Prompt Composition System¶

Grippy's prompts are 20 markdown prompt files in src/grippy/prompts_data/, composed into two Agno layers by prompts.py.

Layer 1: Identity (Agno `description`)¶

Loaded as a single concatenated string. Defines who Grippy is.

File	Purpose
`CONSTITUTION.md`	Core rules, constraints, and behavioral boundaries
`PERSONA.md`	The grumpy security auditor personality

Layer 2: Instructions (Agno `instructions`)¶

Loaded as a list of strings (one per file). Tells Grippy what to do for a given review mode.
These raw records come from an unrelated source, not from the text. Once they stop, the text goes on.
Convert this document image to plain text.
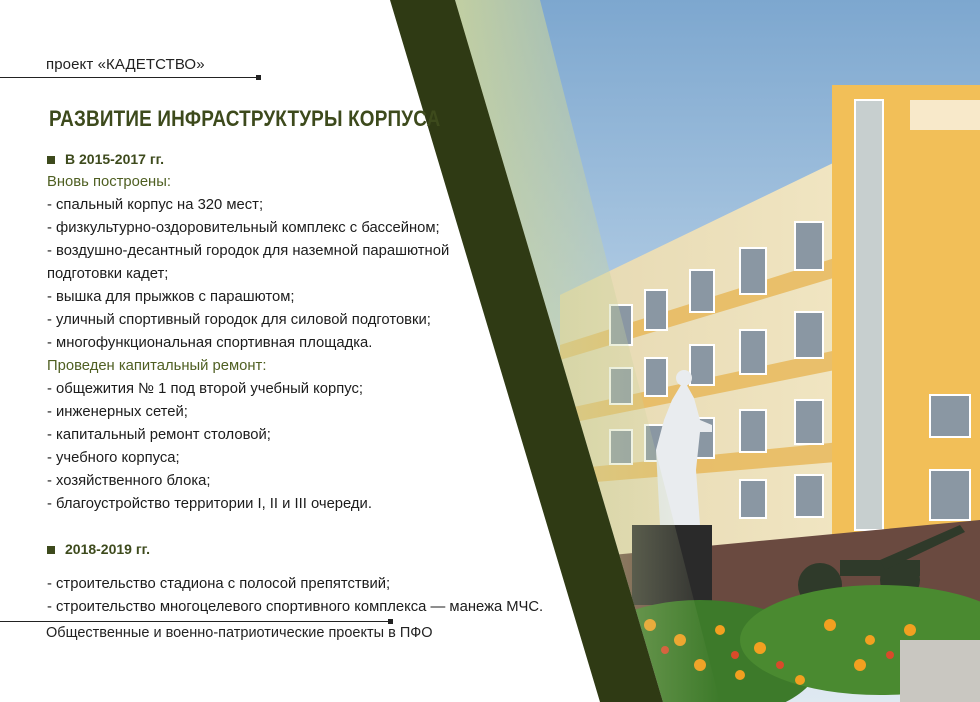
проект «КАДЕТСТВО»
РАЗВИТИЕ ИНФРАСТРУКТУРЫ КОРПУСА
В 2015-2017 гг.
Вновь построены:
- спальный корпус на 320 мест;
- физкультурно-оздоровительный комплекс с бассейном;
- воздушно-десантный городок для наземной парашютной
подготовки кадет;
- вышка для прыжков с парашютом;
- уличный спортивный городок для силовой подготовки;
- многофункциональная спортивная площадка.
Проведен капитальный ремонт:
- общежития № 1 под второй учебный корпус;
- инженерных сетей;
- капитальный ремонт столовой;
- учебного корпуса;
- хозяйственного блока;
- благоустройство территории I, II и III очереди.
2018-2019 гг.
- строительство стадиона с полосой препятствий;
- строительство многоцелевого спортивного комплекса — манежа МЧС.
Общественные и военно-патриотические проекты в ПФО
The instruction chain is composed in three parts:

Mode prefix --- system-core.md + one mode-specific file:

Mode	Files
`pr_review`	`system-core.md`, `pr-review.md`
`security_audit`	`system-core.md`, `security-audit.md`
`governance_check`	`system-core.md`, `governance-check.md`
`surprise_audit`	`system-core.md`, `surprise-audit.md`
`cli`	`system-core.md`, `cli-mode.md`
`github_app`	`system-core.md`, `github-app.md`

Shared prompts --- personality and quality gate prompts included in every mode:

tone-calibration.md
confidence-filter.md
escalation.md
context-builder.md
catchphrases.md
disguises.md
ascii-art.md
all-clear.md

Conditional: When rule engine findings exist, rule-findings-context.md is inserted into the instruction chain before the suffix.

Suffix --- always anchored at the end:

scoring-rubric.md --- The scoring formula and deduction rules
output-schema.md --- The exact JSON schema the model must produce

The full instruction chain for any mode is: MODE_PREFIX + SHARED_PROMPTS + [rule-findings-context.md if rules fired] + SUFFIX.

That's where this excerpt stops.